• Although big data has passed its peak in terms of hype and has become a fairly common part of numerous organizations, truly successful big data initiatives are still few and far between.
The emergence of new technologies like machine learning, AI, the IoT, and now blockchain make big data seem like a thing of the distant past. From being dubbed as a revolutionary technology during its peak about half a decade ago, big data has been relegated to the back of everyone’s mind as something that is a standard part of businesses. Successful big data initiatives have not been very prevalent and the technology has been unable to deliver the value it once promised. In fact, experts estimate that 85% of big data projects fail to deliver the expected results. However, it is not so much a case of the technology failing businesses, as it is of businesses doing injustice to the technology. Following are five of the biggest reasons why organizations fail in big data initiatives.
Causes for the lack of successful big data initiatives
1. Mismanaged expectations
Businesses expect too much, too soon from technologies, which sets them up for failure right from the first step. Businesses leaders usually learn of successful implementations of technology like big data and naturally expect the same results for their own organization. However, they fail to understand the role of the technology and the contribution of the organization and its people in achieving that success. Using big data applications without proper analysis, testing and training and expecting it to do wonders can lead to failure of epic proportions. This is exemplified by US presidential candidate Mitt Romney’s failed campaign due to the use of big-data without testing and training due to unrealistic expectations.
2. Unclear plan and vision
Having a long-term vision for the implementation of big data is important to have clarity along the way. Businesses usually fail to establish long-term objectives for big data, which leads to a lack of commitment in the long term. This usually stems from a lack of understanding of the technology’s capabilities or skepticism surrounding it. Either way, organizations that fail to buy into long-term big data projects usually neglect the initiative after the novelty wears off, which leads to the dwindling of the resources allocated to it.

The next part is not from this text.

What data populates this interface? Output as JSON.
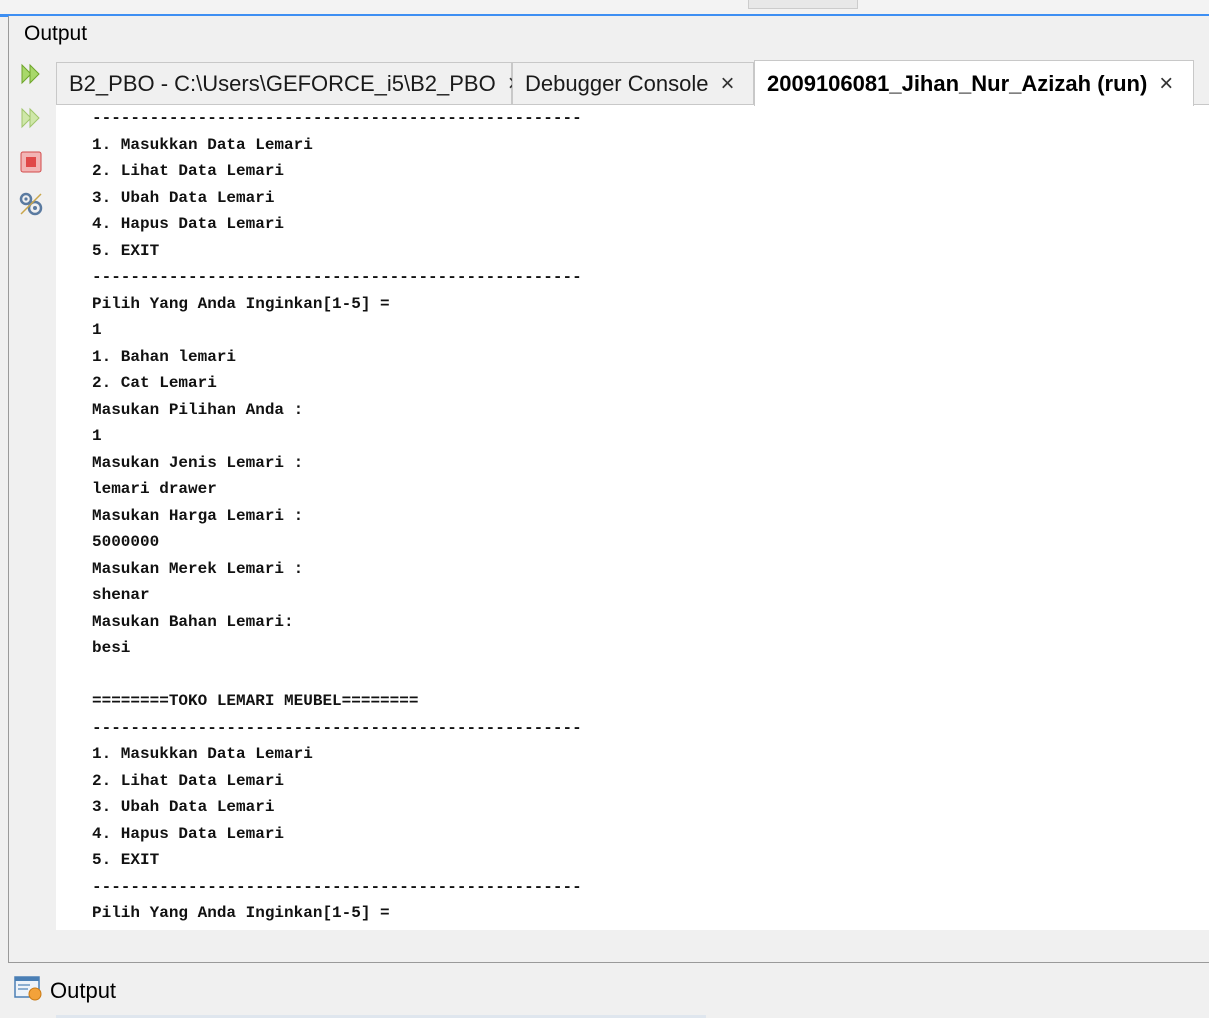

Without the continued supply of resources, big data initiatives end prematurely.
3. Formulating the wrong problems
Achieving the most benefit from big data implementation requires its application in the right areas, to solve the right problems. Big data can be an excellent problem-solving tool and can help in answering any questions business owners may have. Thus, asking the right questions is necessary to use big data to solve the right problems and make a greater impact on the business performance. Asking the right questions with big data will enable data scientists to create algorithms that can derive the right insights to impact positive change.
4. Lack of in-house expertise
Businesses without the long-term commitment to big data fail to invest in training and hiring experts to develop and maintain big data initiatives. Since data scientists can be hard to find and hire, businesses have a hard time keeping up with the skill demand for successful big data initiatives. Identifying employees from other functions who are proficient in statistics and computer science can be upskilled to perform data science functions and lead big data projects. While big data may seem like an outdated technology in the rapidly evolving tech world, it is still among the most potent drivers of business performance.
Business and technology leaders should commit to planning and implementing successful big data initiatives, by increasing their awareness of big data best practices. Doing so will not only improve their business performance multifold but will give them momentum for successful implementation of newer technologies like IoT and AI.